The reasons for setting up a reverse exchange are many, but the major
reason is to solve the issue of finding a way to take control of the
replacement property prior to the sale of the old property in a 1031
exchange. The code does not allow for an exchanger to exchange into a
property already owned. Therefore, the reverse exchange becomes the answer
when one has found, and is ready to close on a replacement property, while
still trying to sell the old property. Other reasons to setup a reverse
exchange include securing your replacement to avoid the risk of possibly
loosing that property, and ridding yourself of the replacement property
“dilemma;” once you have sold that old property, there is a very short 45
day window to find a suitable replacement property.

Once you have decided that a reverse exchange is the answer for your 1031
exchange needs, the next question becomes ‘what type of reverse exchange
should I choose.’ There are a number of different options available. The
most popular include:

  • Safe-harbor Reverse – This is a transaction whereby the accommodator
    takes control (parks) the replacement property prior to the sale of
    the old property. The exchanger must identify the relinquished
    property or properties within 45 days of the parking arrangement, and
    must have the entire transaction complete within 180 days of the
    parking arrangement. This structure falls within a revenue procedure
    set forth by the IRS in 2000 providing for guidelines in structuring
    this type of transaction. If structured within the provisions of the
    revenue procedure, the IRS will treat this to be within a
    “safe-harbor” and not challenge the transaction based upon its status
    as a reverse exchange. This is the safest type of reverse exchange,
    but the most difficult to accomplish due to its tight time frames.
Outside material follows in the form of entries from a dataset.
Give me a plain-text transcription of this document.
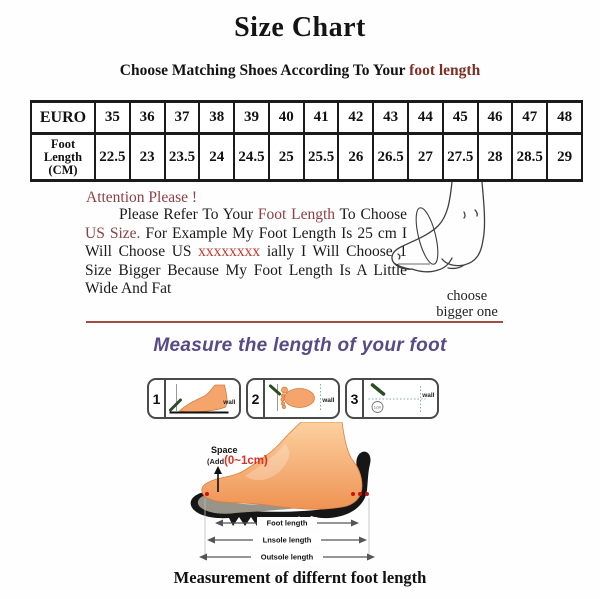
Size Chart
Choose Matching Shoes According To Your foot length
EURO	35	36	37	38	39	40	41	42	43	44	45	46	47	48
Foot
Length
(CM)	22.5	23	23.5	24	24.5	25	25.5	26	26.5	27	27.5	28	28.5	29
Attention Please !
Please Refer To Your Foot Length To Choose US Size. For Example My Foot Length Is 25 cm I Will Choose US xxxxxxxx ially I Will Choose 1 Size Bigger Because My Foot Length Is A Little Wide And Fat	choose
bigger one
Measure the length of your foot
1	wall 2	wall 3
1cm
wall
Space
(Add(0~1cm)
Foot length
Lnsole length
Outsole length
Measurement of differnt foot length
  • Traditional Reverse – This is a reverse exchange that typically
    looks identical in structure to the Safe-harbor reverse, yet it will
    fall outside of the safe-harbor due to the fact that it can not be
    completed within the time frames provided. Typically, the exchanger is
    unable to sell their old property within 180 days of the parking
    arrangement, and therefore the time frames set forth by the
    safe-harbor are not met. This type of transaction is not necessarily a
    “red flag” for an audit by the IRS, but does require quite a bit more
    documentation and consultation by the intermediary to assure the
    transaction is done properly to avoid scrutiny by the IRS.
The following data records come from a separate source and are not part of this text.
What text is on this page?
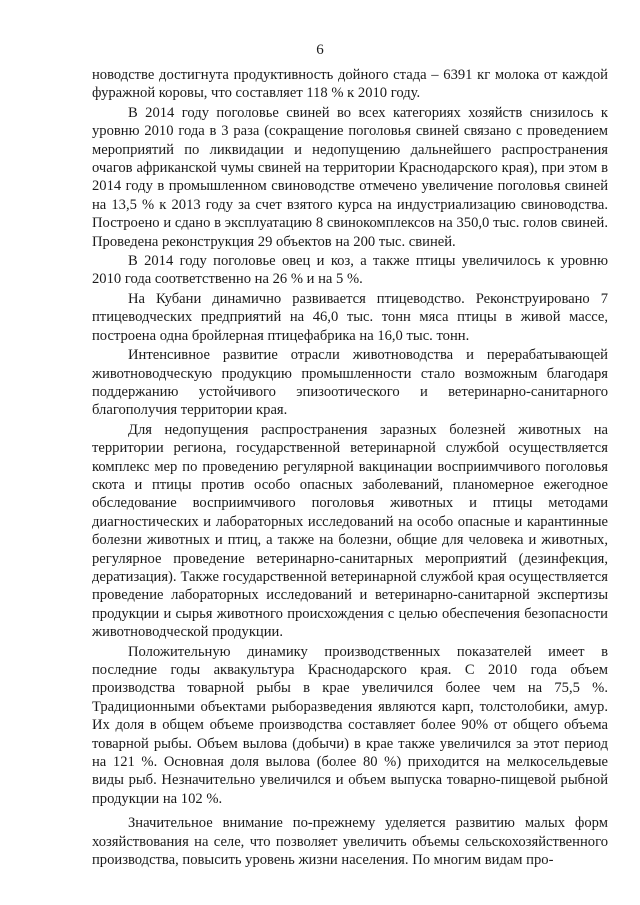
6

новодстве достигнута продуктивность дойного стада – 6391 кг молока от каждой фуражной коровы, что составляет 118 % к 2010 году.

В 2014 году поголовье свиней во всех категориях хозяйств снизилось к уровню 2010 года в 3 раза (сокращение поголовья свиней связано с проведением мероприятий по ликвидации и недопущению дальнейшего распространения очагов африканской чумы свиней на территории Краснодарского края), при этом в 2014 году в промышленном свиноводстве отмечено увеличение поголовья свиней на 13,5 % к 2013 году за счет взятого курса на индустриализацию свиноводства. Построено и сдано в эксплуатацию 8 свинокомплексов на 350,0 тыс. голов свиней. Проведена реконструкция 29 объектов на 200 тыс. свиней.

В 2014 году поголовье овец и коз, а также птицы увеличилось к уровню 2010 года соответственно на 26 % и на 5 %.

На Кубани динамично развивается птицеводство. Реконструировано 7 птицеводческих предприятий на 46,0 тыс. тонн мяса птицы в живой массе, построена одна бройлерная птицефабрика на 16,0 тыс. тонн.

Интенсивное развитие отрасли животноводства и перерабатывающей животноводческую продукцию промышленности стало возможным благодаря поддержанию устойчивого эпизоотического и ветеринарно-санитарного благополучия территории края.

Для недопущения распространения заразных болезней животных на территории региона, государственной ветеринарной службой осуществляется комплекс мер по проведению регулярной вакцинации восприимчивого поголовья скота и птицы против особо опасных заболеваний, планомерное ежегодное обследование восприимчивого поголовья животных и птицы методами диагностических и лабораторных исследований на особо опасные и карантинные болезни животных и птиц, а также на болезни, общие для человека и животных, регулярное проведение ветеринарно-санитарных мероприятий (дезинфекция, дератизация). Также государственной ветеринарной службой края осуществляется проведение лабораторных исследований и ветеринарно-санитарной экспертизы продукции и сырья животного происхождения с целью обеспечения безопасности животноводческой продукции.

Положительную динамику производственных показателей имеет в последние годы аквакультура Краснодарского края. С 2010 года объем производства товарной рыбы в крае увеличился более чем на 75,5 %. Традиционными объектами рыборазведения являются карп, толстолобики, амур. Их доля в общем объеме производства составляет более 90% от общего объема товарной рыбы. Объем вылова (добычи) в крае также увеличился за этот период на 121 %. Основная доля вылова (более 80 %) приходится на мелкосельдевые виды рыб. Незначительно увеличился и объем выпуска товарно-пищевой рыбной продукции на 102 %.

Значительное внимание по-прежнему уделяется развитию малых форм хозяйствования на селе, что позволяет увеличить объемы сельскохозяйственного производства, повысить уровень жизни населения. По многим видам про-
  • Construction/Improvement Reverse – This type of reverse exchange
    allows the exchanger to park a piece of property or land that will be
    built upon or improved during the exchange period. This is the most
    powerful reverse exchange available, as it allows the exchanger to
    literally create the exchange property they will eventually exchange
    into through the development or construction process. Once again, this
    is a much more complex transaction than a safe-harbor reverse exchange
    and requires a great deal more documentation. The other downside to
    this type of transaction is that it will typically fall outside of the
    timeframes set forth by the safe-harbor. This detriment has not scared
    off many exchangers as many are more than willing to take on that
    slight risk for the tremendous flexibility provided by this type of
    exchange.
  • Leasehold Improvement Reverse – This type of exchange is still
    questionable as it has not officially been recognized by the IRS as a
    valid structure. This is an exchange whereby the exchanger will
    actually build on property they already own; treating the building as
    the parked property. Technically, it is not the building that becomes
    the parked property, but rather a 35 year ground lease entered into
    between the accommodator and the exchanger, that is the actual
    ‘vehicle’ that becomes the exchange property. Obviously, this too is a
    highly complex transaction and must have proper supporting
    documentation to support its structure. Once again, the complexity of
    this exchange has not deterred demand. Many exchangers are turning to
    this structure to take care of their 1031 exchange demands.

Hopefully this gives you a flavor of the many options that are available when utilizing the reverse exchange.